As surface water sources continue to dry up, some cities have to use groundwater. There are more than 400 cities in the country that exploit and utilize groundwater, which accounts for 30% of the total urban water consumption. The national average over-exploitation of groundwater for many years is 7.4 billion cubic meters. There are 164 over-exploitation areas with an area of 182,000 square kilometers. The groundwater level has been declining year by year to an extremely serious level. In the 1950s, water wells in Beijing could tap water at a depth of about 5m below the surface, and now the average depth of 40,000 wells in Beijing is 49m. According to the current pumping rate, in 10 to 15 years, many places will pump water to the bedrock, which means that the water source for urban underground water supply will disappear forever.

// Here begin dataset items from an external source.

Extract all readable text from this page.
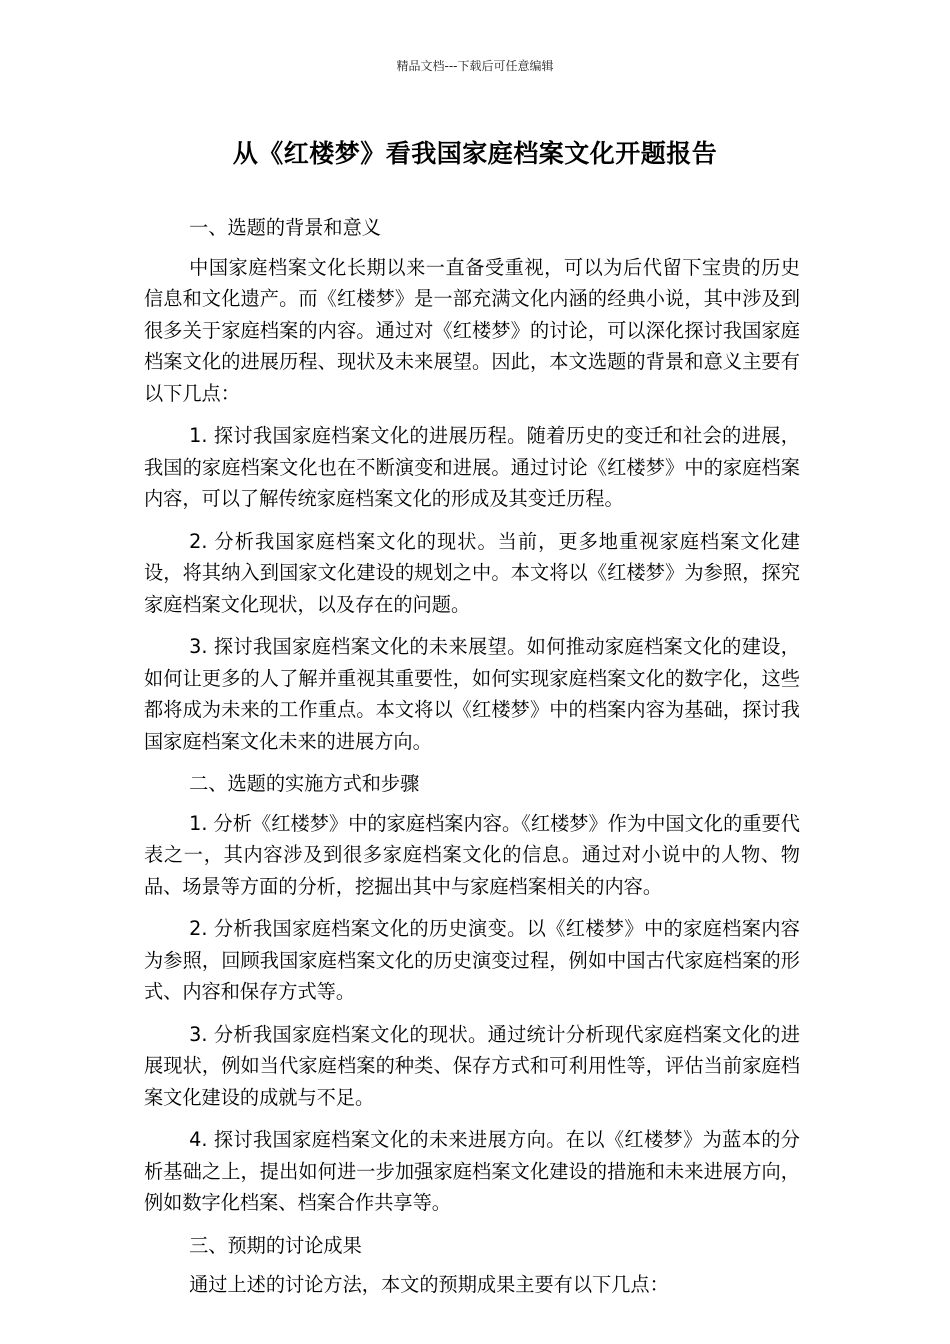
精品文档---下载后可任意编辑
从《红楼梦》看我国家庭档案文化开题报告

一、选题的背景和意义

中国家庭档案文化长期以来一直备受重视，可以为后代留下宝贵的历史信息和文化遗产。而《红楼梦》是一部充满文化内涵的经典小说，其中涉及到很多关于家庭档案的内容。通过对《红楼梦》的讨论，可以深化探讨我国家庭档案文化的进展历程、现状及未来展望。因此，本文选题的背景和意义主要有以下几点：

1. 探讨我国家庭档案文化的进展历程。随着历史的变迁和社会的进展，我国的家庭档案文化也在不断演变和进展。通过讨论《红楼梦》中的家庭档案内容，可以了解传统家庭档案文化的形成及其变迁历程。

2. 分析我国家庭档案文化的现状。当前，更多地重视家庭档案文化建设，将其纳入到国家文化建设的规划之中。本文将以《红楼梦》为参照，探究家庭档案文化现状，以及存在的问题。

3. 探讨我国家庭档案文化的未来展望。如何推动家庭档案文化的建设，如何让更多的人了解并重视其重要性，如何实现家庭档案文化的数字化，这些都将成为未来的工作重点。本文将以《红楼梦》中的档案内容为基础，探讨我国家庭档案文化未来的进展方向。

二、选题的实施方式和步骤

1. 分析《红楼梦》中的家庭档案内容。《红楼梦》作为中国文化的重要代表之一，其内容涉及到很多家庭档案文化的信息。通过对小说中的人物、物品、场景等方面的分析，挖掘出其中与家庭档案相关的内容。

2. 分析我国家庭档案文化的历史演变。以《红楼梦》中的家庭档案内容为参照，回顾我国家庭档案文化的历史演变过程，例如中国古代家庭档案的形式、内容和保存方式等。

3. 分析我国家庭档案文化的现状。通过统计分析现代家庭档案文化的进展现状，例如当代家庭档案的种类、保存方式和可利用性等，评估当前家庭档案文化建设的成就与不足。

4. 探讨我国家庭档案文化的未来进展方向。在以《红楼梦》为蓝本的分析基础之上，提出如何进一步加强家庭档案文化建设的措施和未来进展方向，例如数字化档案、档案合作共享等。

三、预期的讨论成果

通过上述的讨论方法，本文的预期成果主要有以下几点：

Water pollution in China is also particularly serious, with 70% of rivers polluted, 75% of lakes suffering from varying degrees of eutrophication, and about 300 million people cannot drink clean water. China’s total waste and sewage discharge accounts for 10% of the world’s total, and the waste and sewage discharge per unit of output value is three times the world average, and 80% of it is discharged into rivers, rivers, lakes and seas without proper treatment. After monitoring 532 rivers in China, 436 rivers are polluted to varying degrees. Among the seven major water systems (Yangtze River, Yellow River, Huaihe River, Songhua River, Haihe River, Liaohe River and Pearl River), the tributaries of the Yangtze River were slightly polluted, the tributaries of the Yellow River and Songhua River were heavily polluted, and the Huaihe and Haihe basins were severely polluted. About 60 percent of the water in the Big Seven is rated Category IV or worse, meaning it is not suitable for human contact.

Pollution also exacerbates water scarcity. In the Pearl River Delta region and the Yangtze River Delta region, which were rich in water resources in the past, water quality-based water shortages have also occurred in recent years, and a considerable amount of water has become unusable due to serious pollution. Contamination has also extended to aquifers, which are estimated to be 25 percent polluted.

China’s offshore waters are also seriously polluted. The monitoring of 18 marine ecological monitoring areas showed that the major bays, estuaries and coastal wetland ecosystems were all in unhealthy or sub-healthy states. The area of the national sea area that does not meet the water quality standard of clean sea area is 139,000 square kilometers, of which the area of severely polluted sea area is about 29,000 square kilometers. According to the monitoring of Dalian Bay by Dalian and Kitakyushu of Japan, a total of 220 kinds of organic pollutants have been detected, of which 47 are dangerous substances that are prioritized by the United States.